Bunun yerine, ihraççılar Avrupa’da dolarizasyon sorununa çözümün gelişen bir Avrupa stabilcoin ekosistemi olduğunu düşünüyor.
ECB: Stabilcoinlerin dolarizasyonu para politikasını etkileyecek
Temmuz 2025’te ECB’nin piyasa altyapısı ve ödemeler biriminden danışman Jürgen Schaaf, Avrupa’da ABD doları bazlı stabilcoinlerin artan benimsenmesinin “dolarize ekonomilerde gözlemlenen kalıpları yansıtabileceğini” söyledi. Yani, merkez bankasının “para koşulları üzerindeki kontrolünün zayıflayabileceğini” belirtti.

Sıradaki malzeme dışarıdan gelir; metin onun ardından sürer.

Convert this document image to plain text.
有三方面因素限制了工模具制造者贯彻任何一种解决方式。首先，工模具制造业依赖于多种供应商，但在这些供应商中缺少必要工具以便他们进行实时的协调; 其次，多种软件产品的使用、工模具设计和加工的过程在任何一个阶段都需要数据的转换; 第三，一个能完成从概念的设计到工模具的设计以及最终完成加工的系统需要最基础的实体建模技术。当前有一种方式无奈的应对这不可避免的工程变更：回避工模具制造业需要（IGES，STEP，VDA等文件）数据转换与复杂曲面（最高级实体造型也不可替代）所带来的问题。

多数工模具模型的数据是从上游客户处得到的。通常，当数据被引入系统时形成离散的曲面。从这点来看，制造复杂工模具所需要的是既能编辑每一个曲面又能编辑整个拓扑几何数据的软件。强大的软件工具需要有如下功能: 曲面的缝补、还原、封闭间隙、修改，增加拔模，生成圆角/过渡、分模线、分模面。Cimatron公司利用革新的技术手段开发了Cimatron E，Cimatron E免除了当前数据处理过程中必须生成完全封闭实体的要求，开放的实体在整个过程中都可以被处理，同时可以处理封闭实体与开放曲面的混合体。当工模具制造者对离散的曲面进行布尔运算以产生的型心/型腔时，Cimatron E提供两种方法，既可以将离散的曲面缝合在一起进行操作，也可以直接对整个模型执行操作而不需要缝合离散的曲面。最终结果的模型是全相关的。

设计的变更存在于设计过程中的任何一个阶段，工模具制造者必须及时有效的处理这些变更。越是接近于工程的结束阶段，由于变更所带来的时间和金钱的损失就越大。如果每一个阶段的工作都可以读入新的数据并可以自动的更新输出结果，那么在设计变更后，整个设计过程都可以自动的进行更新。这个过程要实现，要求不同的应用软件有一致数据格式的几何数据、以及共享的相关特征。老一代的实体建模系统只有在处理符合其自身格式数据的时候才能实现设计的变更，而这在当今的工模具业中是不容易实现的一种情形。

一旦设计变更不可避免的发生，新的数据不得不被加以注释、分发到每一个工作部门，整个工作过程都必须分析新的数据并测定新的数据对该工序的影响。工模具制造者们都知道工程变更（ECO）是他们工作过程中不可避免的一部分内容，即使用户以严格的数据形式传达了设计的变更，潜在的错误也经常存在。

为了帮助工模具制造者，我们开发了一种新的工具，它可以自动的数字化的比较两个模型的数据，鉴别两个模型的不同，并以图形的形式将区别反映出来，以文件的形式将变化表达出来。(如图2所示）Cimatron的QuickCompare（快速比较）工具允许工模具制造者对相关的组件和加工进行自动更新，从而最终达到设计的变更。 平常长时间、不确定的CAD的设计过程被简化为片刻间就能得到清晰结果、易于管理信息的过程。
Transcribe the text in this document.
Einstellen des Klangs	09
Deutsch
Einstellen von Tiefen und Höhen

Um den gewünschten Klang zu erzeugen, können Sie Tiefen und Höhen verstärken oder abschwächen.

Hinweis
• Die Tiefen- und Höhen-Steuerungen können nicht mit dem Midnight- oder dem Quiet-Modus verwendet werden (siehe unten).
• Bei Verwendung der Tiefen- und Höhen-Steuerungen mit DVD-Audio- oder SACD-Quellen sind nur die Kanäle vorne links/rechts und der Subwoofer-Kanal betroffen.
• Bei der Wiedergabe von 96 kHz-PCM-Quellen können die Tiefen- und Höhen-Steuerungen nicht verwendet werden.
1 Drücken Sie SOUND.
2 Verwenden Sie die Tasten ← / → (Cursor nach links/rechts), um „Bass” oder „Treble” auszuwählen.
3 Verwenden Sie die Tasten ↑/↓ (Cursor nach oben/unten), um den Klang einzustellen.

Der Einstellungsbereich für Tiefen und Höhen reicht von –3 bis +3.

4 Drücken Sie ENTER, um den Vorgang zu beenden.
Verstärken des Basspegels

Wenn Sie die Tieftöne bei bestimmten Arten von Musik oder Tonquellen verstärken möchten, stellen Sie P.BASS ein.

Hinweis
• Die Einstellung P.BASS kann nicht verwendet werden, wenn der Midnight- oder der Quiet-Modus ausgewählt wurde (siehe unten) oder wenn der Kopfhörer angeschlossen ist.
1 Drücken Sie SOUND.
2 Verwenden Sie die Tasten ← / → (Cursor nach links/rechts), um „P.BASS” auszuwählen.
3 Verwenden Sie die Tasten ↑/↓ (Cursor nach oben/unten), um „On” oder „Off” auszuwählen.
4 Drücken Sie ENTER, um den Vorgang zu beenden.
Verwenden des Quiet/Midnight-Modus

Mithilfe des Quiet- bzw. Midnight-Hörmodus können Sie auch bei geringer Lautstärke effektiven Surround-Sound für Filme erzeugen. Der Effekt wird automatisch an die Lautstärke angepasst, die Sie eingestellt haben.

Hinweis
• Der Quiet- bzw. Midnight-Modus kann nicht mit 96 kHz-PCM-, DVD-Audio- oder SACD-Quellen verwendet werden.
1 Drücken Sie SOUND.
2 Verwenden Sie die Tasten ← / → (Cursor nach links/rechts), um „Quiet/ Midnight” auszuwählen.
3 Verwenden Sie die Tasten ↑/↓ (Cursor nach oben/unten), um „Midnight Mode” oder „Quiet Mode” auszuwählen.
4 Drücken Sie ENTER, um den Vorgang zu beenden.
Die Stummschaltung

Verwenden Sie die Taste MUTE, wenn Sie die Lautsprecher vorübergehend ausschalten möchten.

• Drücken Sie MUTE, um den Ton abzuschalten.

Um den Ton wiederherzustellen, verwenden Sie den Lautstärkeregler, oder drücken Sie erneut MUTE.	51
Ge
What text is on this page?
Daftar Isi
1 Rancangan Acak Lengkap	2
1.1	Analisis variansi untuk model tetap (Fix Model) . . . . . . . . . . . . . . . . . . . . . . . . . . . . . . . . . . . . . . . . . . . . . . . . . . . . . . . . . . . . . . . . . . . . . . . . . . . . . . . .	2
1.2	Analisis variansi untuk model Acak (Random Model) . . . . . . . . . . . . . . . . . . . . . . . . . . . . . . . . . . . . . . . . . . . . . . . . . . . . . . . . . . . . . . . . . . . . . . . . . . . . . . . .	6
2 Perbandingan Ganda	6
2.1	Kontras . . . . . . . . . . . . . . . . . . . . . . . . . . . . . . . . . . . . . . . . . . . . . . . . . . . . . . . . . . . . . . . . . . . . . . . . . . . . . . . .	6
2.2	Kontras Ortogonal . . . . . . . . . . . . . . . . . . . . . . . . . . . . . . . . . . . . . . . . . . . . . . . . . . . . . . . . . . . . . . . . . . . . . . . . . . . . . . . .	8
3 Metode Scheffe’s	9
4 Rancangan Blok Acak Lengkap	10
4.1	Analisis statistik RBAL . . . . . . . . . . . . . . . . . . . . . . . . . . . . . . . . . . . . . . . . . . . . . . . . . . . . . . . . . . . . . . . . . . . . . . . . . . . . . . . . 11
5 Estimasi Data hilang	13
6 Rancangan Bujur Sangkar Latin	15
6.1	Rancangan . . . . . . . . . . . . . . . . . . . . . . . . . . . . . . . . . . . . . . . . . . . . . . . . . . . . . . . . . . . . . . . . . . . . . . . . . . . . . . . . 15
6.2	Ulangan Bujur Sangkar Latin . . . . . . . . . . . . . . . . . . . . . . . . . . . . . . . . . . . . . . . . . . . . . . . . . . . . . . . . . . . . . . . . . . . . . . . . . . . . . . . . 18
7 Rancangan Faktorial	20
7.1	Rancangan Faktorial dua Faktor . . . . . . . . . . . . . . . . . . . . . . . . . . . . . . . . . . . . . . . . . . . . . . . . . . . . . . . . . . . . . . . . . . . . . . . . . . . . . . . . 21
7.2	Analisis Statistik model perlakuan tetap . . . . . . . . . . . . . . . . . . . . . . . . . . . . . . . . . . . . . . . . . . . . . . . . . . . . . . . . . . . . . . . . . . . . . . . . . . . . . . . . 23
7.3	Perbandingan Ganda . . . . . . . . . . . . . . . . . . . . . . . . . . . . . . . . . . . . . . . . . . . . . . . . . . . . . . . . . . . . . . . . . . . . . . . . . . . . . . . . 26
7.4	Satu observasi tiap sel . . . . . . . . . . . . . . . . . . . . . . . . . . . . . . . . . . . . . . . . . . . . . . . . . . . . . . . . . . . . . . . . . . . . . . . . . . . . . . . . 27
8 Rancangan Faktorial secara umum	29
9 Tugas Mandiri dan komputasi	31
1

Schaaf’a göre bu durum özellikle “kullanıcılar euro cinsinden araçlarda bulunmayan algılanan güvenlik veya getiri avantajları aradığında” geçerli.
Sistemik risk endişeleri de yaygın. Pazartesi günü De Nederlandsche Bank (Hollanda Merkez Bankası) başkanı Olaf Sleijpen Financial Times’a verdiği demeçte, ABD stabilcoinleri büyümeye devam ederse “belirli bir noktada sistemik olarak önemli hale geleceklerini” söyledi. Bu seviyeye ulaşıldığında, stabilcoinlerde bir panik yaşanması durumunda ECB’nin finansal istikrarı sağlamak için “para politikasını yeniden düşünmek zorunda kalacağını” belirtti.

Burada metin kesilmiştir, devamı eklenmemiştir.